Mes aventures avec Ceunie – Marvens JEANTY

Extrait de *Mes aventures avec Ceunie.*

Elle se pointa dans ma vie aux ultimes jours d’un été infernal.
C’était une de ces périodes où la Cité de l’indépendance d’HAÏTI se décontracte, condensée et sereine, comme éreintée par le chaud. Une période où le soleil déteint sur le pays, reflétant d’ici et d’ailleurs d’énormes rayons apparemment jaunâtres, identiques à de vielles brides de braises échappées d’une lampe *tèt gridap* comme celle de ma grand-mère datant, je ne sais plus combien de malheureuses années.
Elle se pointa, du moment où les tôles déjà trouées, commencent à ne plus pouvoir se tenir, quand elles craquent sous l’emprise de la moindre misérable brise, quand, humblement, elles laissent place à la pluie. L’été chez moi garde toujours cette tournure. Le destin le dessine qu’en intempéries. Depuis quelques temps, il ne m’est plus qu’une réminiscence hantée et encore une vague promesse de misère enjolivée.

Ce jour-là, je n’avais pas envie d’abandonner de très tôt mes haillons qui me servaient de lit. Me recroquevillai sous un drap mince et poussiéreux, le regard fixé sur l’unique fenêtre dépourvue de rideaux de la maisonnette, encadrant un ciel argenté, j’oyais, pénétré d’une immense exténuation, la doléance des murs bâtis en terres battues, et rigoureusement abattus par le temps meurtrier.

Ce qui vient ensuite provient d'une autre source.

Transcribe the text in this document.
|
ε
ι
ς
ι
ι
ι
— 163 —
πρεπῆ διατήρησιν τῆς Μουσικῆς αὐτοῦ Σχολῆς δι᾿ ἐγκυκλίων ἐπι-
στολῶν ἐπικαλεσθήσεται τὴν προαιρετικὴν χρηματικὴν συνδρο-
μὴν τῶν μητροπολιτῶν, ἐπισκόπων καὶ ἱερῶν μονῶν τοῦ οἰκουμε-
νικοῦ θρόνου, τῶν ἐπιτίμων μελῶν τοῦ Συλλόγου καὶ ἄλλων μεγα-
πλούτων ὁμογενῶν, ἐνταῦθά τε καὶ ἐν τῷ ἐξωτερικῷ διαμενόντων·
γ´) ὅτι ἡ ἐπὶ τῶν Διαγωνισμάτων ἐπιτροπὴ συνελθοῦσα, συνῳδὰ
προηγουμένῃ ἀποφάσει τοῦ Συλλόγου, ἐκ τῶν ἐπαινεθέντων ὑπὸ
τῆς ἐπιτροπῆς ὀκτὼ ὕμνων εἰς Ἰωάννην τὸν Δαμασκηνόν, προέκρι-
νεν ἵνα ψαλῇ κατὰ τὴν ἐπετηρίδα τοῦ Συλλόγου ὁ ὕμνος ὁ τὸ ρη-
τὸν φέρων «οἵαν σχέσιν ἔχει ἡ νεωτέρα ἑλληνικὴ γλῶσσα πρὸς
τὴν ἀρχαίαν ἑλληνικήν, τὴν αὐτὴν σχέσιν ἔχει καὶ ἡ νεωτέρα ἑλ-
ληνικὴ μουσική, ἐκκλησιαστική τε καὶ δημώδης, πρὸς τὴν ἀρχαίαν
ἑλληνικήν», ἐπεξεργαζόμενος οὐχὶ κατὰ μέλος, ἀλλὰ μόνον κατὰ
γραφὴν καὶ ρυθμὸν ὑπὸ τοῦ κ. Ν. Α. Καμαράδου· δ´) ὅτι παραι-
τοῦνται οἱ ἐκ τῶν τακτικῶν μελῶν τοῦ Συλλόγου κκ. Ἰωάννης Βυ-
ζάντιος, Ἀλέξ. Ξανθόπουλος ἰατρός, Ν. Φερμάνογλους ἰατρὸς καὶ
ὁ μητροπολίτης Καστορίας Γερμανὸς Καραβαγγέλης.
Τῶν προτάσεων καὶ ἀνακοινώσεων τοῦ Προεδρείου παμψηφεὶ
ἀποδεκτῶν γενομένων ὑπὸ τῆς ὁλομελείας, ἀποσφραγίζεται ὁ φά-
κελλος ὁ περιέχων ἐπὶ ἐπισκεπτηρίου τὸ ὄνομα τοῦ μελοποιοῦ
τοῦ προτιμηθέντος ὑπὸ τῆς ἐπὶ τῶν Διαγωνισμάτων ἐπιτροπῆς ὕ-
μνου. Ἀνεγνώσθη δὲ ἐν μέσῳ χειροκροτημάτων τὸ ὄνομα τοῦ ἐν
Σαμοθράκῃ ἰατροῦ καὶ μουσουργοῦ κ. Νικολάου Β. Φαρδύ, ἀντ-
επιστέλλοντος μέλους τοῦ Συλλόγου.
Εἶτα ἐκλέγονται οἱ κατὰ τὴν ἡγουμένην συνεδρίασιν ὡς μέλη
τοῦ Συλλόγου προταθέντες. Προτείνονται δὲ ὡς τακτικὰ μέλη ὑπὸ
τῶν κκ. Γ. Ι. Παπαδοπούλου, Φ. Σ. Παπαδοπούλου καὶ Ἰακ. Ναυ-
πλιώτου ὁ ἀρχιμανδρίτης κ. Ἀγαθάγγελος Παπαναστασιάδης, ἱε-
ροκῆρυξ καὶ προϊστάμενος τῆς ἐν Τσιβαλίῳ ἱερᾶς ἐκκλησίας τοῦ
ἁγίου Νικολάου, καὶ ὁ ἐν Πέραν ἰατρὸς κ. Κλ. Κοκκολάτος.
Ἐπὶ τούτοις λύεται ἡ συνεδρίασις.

Soudainement, j’entendis une voix féminine , perçu un tintement physique , des craquements de pas qui s’empresserent, les grincements de la porte en bois polis. C’était Ceunie. La fille de la voisine d’à côté. Celle qui conte sans arrêt que la vie n’est que nuance ,et qu’il faut follement en profiter du mieux que l’on puisse. Vaguement, Elle me salua de sa voix enivrante. Me demanda si j’avais bien dormi, et ce fut de nouveau le silence dans la maison, et j’augurai qu’elle scrutait maintenant la porte fermée de la chambre, que dis-je? De la maisonnette puisqu’elle ne comptait qu’une chambrette, en se demandant, stupéfaite, comment est-ce possible que ce jeune homme apparemment bien *djanm* ait encore ses fesses clouées sur ses haillons à une heure pareille! Le soleil reigne sur ce vide bleu d’azur, il y a déjà une éternité!
Oh le bon-Dieu , qu’elle ne me prenne pas pour l’indolent jeune homme que j’ exhibe, me dis-je!. Je veux vivre, moi! C’est la vie qui semble ne pas vouloir que je la vis. Qu’elle me comprenne, putain!
Cette fille, aux caractères étrangers, une deviante hors paire, une anticonformiste de la manière de Meursault, le personnage principal du texte *l’Étranger* d’Albert Camus, je crois ne plus la haïr. Telle un fantôme, Elle habite mes pensées. Elle demeure l’incipit du livre de ma vie de galère Mais , comment le lui dire? Comment le lui faire comprendre? Comment Diable, briser tous ces murs d’enfer qui me séparent d’elle? Comment bannir nos différences sociales, psychologiques et morales? Enfin comment atteindre la rive de son coeur? Comment l’aimer? Tout un tas d’interrogations dont leurs réponses m’exhibent leur impossibilité de plus en plus.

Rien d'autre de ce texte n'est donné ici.